The company’s only Chicago-based recording engineer was on a two-week vacation. So Avakian was forced to rely on radio engineers from the local CBS radio affiliate who assured him they had experience doing remote live recordings. After hearing the results, he was less than thrilled, and other than using two tracks as the opener for the Satchmo The Great album (1956), the concert was not released until 1980. The CD reissue in 1997 added three tracks including the rousing finale of “When the Saints Go Marching In” and “The Star Spangled Banner.” Here, the concert has been reissued on Pure Pleasure Records in its finest form, pressed on three 180 Gram vinyl LPs, in a cloth-covered box with a 12-page LP sized booklet that reproduces the liner notes by Avakian and jazz scholar Dan Morgenstern, which also appeared in the CD reissue.

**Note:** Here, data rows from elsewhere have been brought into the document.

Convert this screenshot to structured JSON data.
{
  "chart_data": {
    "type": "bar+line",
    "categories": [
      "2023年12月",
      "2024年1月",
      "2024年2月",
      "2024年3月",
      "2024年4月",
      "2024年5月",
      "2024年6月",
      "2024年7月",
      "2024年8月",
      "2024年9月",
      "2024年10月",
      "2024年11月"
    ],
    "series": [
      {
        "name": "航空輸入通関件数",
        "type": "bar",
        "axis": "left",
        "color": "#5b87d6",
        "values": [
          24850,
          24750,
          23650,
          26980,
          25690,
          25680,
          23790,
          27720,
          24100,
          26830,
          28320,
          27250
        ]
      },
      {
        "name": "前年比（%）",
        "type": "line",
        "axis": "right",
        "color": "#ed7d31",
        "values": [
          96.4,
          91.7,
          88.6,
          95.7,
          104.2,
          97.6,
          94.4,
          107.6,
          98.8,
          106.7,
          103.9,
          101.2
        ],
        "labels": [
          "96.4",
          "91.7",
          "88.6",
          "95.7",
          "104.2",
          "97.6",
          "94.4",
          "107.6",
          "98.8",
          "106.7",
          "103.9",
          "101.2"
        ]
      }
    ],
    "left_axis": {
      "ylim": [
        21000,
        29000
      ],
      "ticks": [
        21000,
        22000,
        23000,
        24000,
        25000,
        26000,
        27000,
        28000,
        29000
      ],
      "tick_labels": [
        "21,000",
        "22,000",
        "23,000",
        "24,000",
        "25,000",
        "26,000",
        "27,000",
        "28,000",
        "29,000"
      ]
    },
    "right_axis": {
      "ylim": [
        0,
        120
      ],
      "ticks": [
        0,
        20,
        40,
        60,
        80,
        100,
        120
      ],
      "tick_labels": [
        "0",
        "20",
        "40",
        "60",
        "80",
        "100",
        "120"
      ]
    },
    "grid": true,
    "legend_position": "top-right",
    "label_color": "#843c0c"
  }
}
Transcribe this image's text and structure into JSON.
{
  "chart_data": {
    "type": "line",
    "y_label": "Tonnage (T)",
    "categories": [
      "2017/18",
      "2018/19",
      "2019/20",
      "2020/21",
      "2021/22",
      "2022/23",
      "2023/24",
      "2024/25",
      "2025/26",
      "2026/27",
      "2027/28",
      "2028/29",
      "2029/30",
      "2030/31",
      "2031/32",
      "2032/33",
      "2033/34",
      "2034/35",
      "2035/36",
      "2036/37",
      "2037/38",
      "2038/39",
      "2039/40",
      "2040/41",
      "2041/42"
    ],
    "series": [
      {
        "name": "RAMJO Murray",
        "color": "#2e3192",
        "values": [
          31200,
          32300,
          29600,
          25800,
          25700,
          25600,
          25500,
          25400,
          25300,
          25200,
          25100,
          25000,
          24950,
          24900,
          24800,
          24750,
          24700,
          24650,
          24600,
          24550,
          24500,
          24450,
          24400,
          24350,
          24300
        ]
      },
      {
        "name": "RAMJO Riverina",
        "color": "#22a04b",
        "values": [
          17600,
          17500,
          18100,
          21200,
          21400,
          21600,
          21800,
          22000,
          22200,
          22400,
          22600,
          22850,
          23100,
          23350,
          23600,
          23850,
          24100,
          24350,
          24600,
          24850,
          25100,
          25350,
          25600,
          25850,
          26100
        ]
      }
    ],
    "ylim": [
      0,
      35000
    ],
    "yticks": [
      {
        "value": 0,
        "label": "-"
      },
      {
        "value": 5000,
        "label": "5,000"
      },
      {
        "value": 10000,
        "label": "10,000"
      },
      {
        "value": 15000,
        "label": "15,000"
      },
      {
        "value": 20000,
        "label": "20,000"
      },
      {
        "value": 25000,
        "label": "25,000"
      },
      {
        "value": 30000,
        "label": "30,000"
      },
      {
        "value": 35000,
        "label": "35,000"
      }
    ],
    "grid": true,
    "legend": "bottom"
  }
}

The quality of the playing throughout is extraordinary. One problem with this set, which is almost charming in retrospect, is that there are many off-mic antics throughout. The show starts with a march by the band through the crowd, simulating a New Orleans funeral procession with “Flee as a Bird To The Mountain” and “Oh, Didn’t He Ramble” that only gradually becomes fully audible. In a superb rendition of the Razaf/Waller tune “Black and Blue,” which the band had just recorded for the Satch Plays Fats album, Pops begins playing off-mic, slowly turning his horn toward the microphone. It’s hard not to smile when you hear clarinetist Edmond Hall literally walking away from the microphone while singing, “Bucket’s Got a Hole In It.”

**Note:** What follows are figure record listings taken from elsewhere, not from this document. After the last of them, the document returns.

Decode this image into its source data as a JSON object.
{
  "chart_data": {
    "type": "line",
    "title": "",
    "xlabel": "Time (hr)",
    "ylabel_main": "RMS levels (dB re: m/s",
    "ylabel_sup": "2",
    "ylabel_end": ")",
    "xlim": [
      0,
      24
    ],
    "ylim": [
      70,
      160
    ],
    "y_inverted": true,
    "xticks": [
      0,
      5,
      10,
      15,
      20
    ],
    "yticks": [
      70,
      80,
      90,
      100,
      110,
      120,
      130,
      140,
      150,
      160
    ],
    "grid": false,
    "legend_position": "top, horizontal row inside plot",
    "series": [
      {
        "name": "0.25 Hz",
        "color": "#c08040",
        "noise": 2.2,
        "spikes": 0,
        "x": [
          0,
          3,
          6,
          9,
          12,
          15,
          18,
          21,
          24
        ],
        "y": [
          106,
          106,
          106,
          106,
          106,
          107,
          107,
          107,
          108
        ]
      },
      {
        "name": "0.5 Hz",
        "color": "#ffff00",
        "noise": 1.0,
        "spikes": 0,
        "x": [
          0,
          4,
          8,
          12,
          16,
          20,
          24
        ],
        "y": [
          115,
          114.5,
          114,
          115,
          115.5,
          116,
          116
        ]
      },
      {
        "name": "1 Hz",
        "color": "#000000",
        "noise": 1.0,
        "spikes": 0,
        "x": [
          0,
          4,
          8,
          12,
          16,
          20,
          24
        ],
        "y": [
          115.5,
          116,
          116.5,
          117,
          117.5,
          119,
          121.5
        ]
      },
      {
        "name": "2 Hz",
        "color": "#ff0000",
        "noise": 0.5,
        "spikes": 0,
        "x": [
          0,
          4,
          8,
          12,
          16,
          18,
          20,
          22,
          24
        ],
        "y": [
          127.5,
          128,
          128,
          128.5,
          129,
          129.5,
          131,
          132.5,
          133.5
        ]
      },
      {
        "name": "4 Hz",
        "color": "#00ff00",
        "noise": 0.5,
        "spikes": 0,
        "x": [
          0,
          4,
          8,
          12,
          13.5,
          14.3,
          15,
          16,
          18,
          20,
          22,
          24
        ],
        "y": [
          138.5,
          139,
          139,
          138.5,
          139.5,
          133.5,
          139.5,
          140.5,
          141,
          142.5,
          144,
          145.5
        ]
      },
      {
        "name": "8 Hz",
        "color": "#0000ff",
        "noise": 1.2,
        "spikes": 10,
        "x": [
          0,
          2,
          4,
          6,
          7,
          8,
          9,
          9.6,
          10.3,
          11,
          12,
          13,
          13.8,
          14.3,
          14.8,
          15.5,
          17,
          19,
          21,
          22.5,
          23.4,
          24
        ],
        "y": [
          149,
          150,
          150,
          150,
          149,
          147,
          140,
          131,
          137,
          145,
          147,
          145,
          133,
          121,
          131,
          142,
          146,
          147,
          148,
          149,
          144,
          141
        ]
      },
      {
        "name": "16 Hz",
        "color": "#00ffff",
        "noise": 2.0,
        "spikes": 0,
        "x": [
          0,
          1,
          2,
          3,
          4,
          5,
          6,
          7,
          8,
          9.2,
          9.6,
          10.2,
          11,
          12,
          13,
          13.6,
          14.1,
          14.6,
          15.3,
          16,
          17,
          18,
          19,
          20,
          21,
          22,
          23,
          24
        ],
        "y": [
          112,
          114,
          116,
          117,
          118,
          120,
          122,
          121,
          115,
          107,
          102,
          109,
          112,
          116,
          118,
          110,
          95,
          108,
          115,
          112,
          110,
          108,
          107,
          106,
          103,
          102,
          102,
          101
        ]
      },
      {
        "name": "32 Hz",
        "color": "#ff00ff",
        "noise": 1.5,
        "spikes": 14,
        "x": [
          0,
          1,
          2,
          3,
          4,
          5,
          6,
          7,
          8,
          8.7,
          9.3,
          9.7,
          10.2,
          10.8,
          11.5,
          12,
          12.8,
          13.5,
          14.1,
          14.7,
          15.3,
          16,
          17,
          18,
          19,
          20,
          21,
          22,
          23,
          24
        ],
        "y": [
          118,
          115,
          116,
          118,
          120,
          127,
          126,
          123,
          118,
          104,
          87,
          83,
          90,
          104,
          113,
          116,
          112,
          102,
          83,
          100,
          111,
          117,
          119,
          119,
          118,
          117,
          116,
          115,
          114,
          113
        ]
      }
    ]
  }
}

Trombonist Trummy Young, always Armstrong’s most accomplished instrumental foil, is wonderful throughout. His instrument adds a new dimension to “West End Blues;” his surprising vocals bring fresh flavor. Velma Middleton, the rotund singer whose impromptu splits in the middle of songs left many a concert audience agape, enthusiastically belts out three tunes including “Big Mama’s Back In Town.” Perennially underrated drummer Barrett Deems is swinging and forceful throughout—at times breaking into rhythms reminiscent of rock ‘n’ roll. And pianist Billy Kyle and bassist Dale Jones complete the best rhythm section that ever coalesced among the All Stars’ ever-changing cast of players.

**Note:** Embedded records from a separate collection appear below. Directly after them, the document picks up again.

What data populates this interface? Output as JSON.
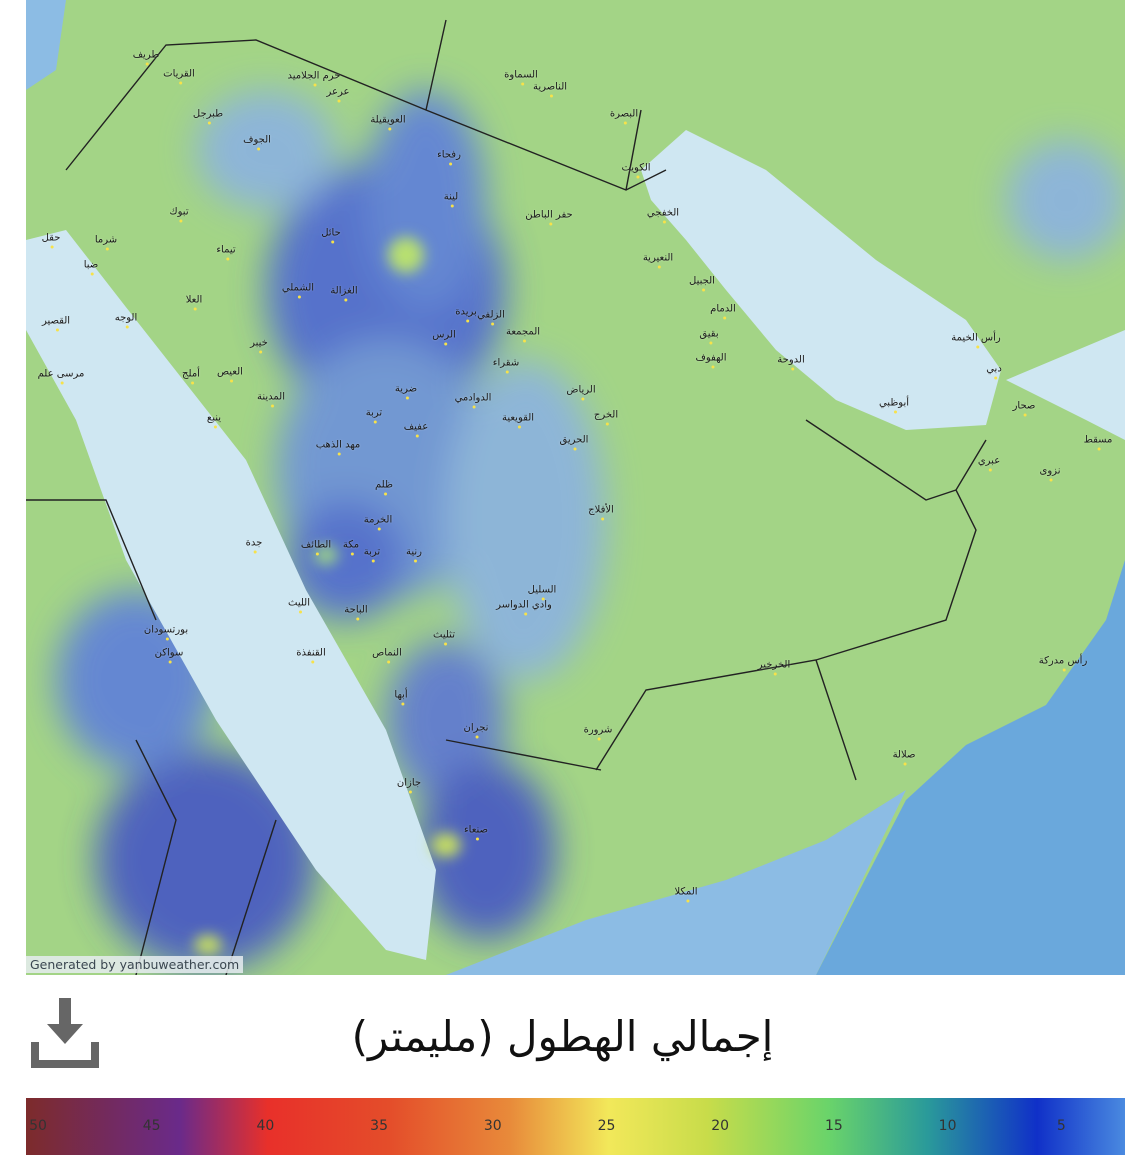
{
  "map": {
    "credit": "Generated by yanbuweather.com",
    "colors": {
      "land": "#a3d486",
      "sea_shallow": "#cfe7f2",
      "sea_deep": "#6aa8dc",
      "rain_light": "#7aa6e0",
      "rain_heavy": "#3a4fd0",
      "border": "#222222"
    },
    "cities": [
      "الرياض",
      "الخرج",
      "الحريق",
      "الأفلاج",
      "بريدة",
      "الرس",
      "المجمعة",
      "الزلفي",
      "شقراء",
      "الدوادمي",
      "القويعية",
      "عفيف",
      "ضرية",
      "ظلم",
      "رنية",
      "تربة",
      "الخرمة",
      "الطائف",
      "مكة",
      "جدة",
      "الليث",
      "القنفذة",
      "النماص",
      "الباحة",
      "أبها",
      "نجران",
      "جازان",
      "شرورة",
      "السليل",
      "وادي الدواسر",
      "تثليث",
      "الخرخير",
      "صلالة",
      "المكلا",
      "صنعاء",
      "الدمام",
      "الهفوف",
      "بقيق",
      "الجبيل",
      "النعيرية",
      "الخفجي",
      "الكويت",
      "البصرة",
      "الناصرية",
      "السماوة",
      "حفر الباطن",
      "رفحاء",
      "عرعر",
      "طريف",
      "القريات",
      "طبرجل",
      "الجوف",
      "حرم الجلاميد",
      "العويقيلة",
      "لينة",
      "حائل",
      "الغزالة",
      "الشملي",
      "تيماء",
      "تبوك",
      "شرما",
      "ضبا",
      "العلا",
      "الوجه",
      "خيبر",
      "العيص",
      "أملج",
      "ينبع",
      "المدينة",
      "مهد الذهب",
      "تربة",
      "الدوحة",
      "أبوظبي",
      "دبي",
      "رأس الخيمة",
      "صحار",
      "مسقط",
      "عبري",
      "نزوى",
      "رأس مدركة",
      "بورتسودان",
      "سواكن",
      "مرسى علم",
      "القصير",
      "حقل"
    ]
  },
  "download_icon": "download-icon",
  "legend": {
    "title": "إجمالي الهطول (مليمتر)",
    "ticks": [
      "50",
      "45",
      "40",
      "35",
      "30",
      "25",
      "20",
      "15",
      "10",
      "5"
    ]
  }
}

At the center of it all, of course, is Armstrong, who by 1956 was one of the finest vocalists in the history of popular music — a point he proves particularly on the old chestnut “The Gypsy.” There is no better example of Pops’ powerful one-two punch of singing and playing than this rendition of “Do You Know What It Means to Miss New Orleans.” The kind of chance recording that often outshines more planned affairs, this is Armstrong and the All Stars magnificently showing what joy, artistry, esprit de corps and luck can achieve.